Human PMECs were isolated from two control lung specimens and cultured as previously described27,28. PMECs were seeded at a concentration of 500,000 cells/mL in a Y-shaped ibidi slide and exposed to low flow at 5 dyn/cm2 for 48 h using an ibidi pump system (ibidi, Munich, Germany). The pump system was set up according to the manufacturer’s instructions and incubated at 5% CO2 and 37 °C. PMECs were stained for ET-1 (Abcam) and VE-cadherin (Santa Cruz). Antibodies references are detailed in supplementary Table S2.

Immunofluorescence image acquisition

Images were acquired using an LSM900 confocal microscope (Zeiss, Marly-le-Roi, France) with Zen (software v3.8). The fluorescence intensity was quantified by measuring the mean intensity in the media of 5–10 arteries per tissue.

Animal model

The study was approved by both our local ethics committee on animal experiments, Comité d’éthique CEEA 26, and the French Ministère de l’Enseignement Supérieur et de la Recherche et de l’Innovation (MESRI) (Ethical approval number: APAFIS#27670).
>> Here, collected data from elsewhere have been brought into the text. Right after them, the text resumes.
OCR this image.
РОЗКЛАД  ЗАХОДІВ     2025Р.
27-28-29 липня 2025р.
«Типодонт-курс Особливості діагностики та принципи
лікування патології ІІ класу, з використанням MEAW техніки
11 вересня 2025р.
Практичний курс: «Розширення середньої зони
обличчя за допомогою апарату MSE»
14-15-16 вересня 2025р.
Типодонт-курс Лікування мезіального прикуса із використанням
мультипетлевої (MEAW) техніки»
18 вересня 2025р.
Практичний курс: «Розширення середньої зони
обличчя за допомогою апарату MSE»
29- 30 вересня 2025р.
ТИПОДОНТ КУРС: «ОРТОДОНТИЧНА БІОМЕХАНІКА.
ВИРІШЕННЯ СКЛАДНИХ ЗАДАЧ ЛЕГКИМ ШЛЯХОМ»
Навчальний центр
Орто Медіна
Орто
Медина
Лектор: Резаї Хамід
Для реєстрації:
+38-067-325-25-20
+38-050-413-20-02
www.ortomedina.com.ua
Animal experimentation was conducted according to the Principles of Laboratory Animal Care developed by the National Society for Medical Research. The study is reported in accordance with ARRIVE guidelines. The experimental CTEPH model was previously described3,19,21. Briefly, piglets were randomly divided into two groups of eleven animals each. The model consists of ligating the left principal artery before a six-week period of surgical glue injection into the right lower lobe causing progressive embolization mimicking disease. This consequently triggers a blood overflow in the right upper lobe and ischemia in the left lobe. Thus, the model approximates the pre- and post-thrombus arterial territory, as shown in Fig. 3A. Hemodynamic and echocardiographic analyses were performed to validate the model.

Statistics

All data are expressed as the mean ± SEM. Normality of the data was assessed with Shapiro–Wilk test. Statistical differences between two groups were determined with a t-test for parametric data. Comparison between more than two groups was assessed with ANOVA followed by Holm-Sidak’s post-hoc test. Differences were considered significant when P < 0.05. Analyses were done with Prism software (GraphPad Software v9.5.1).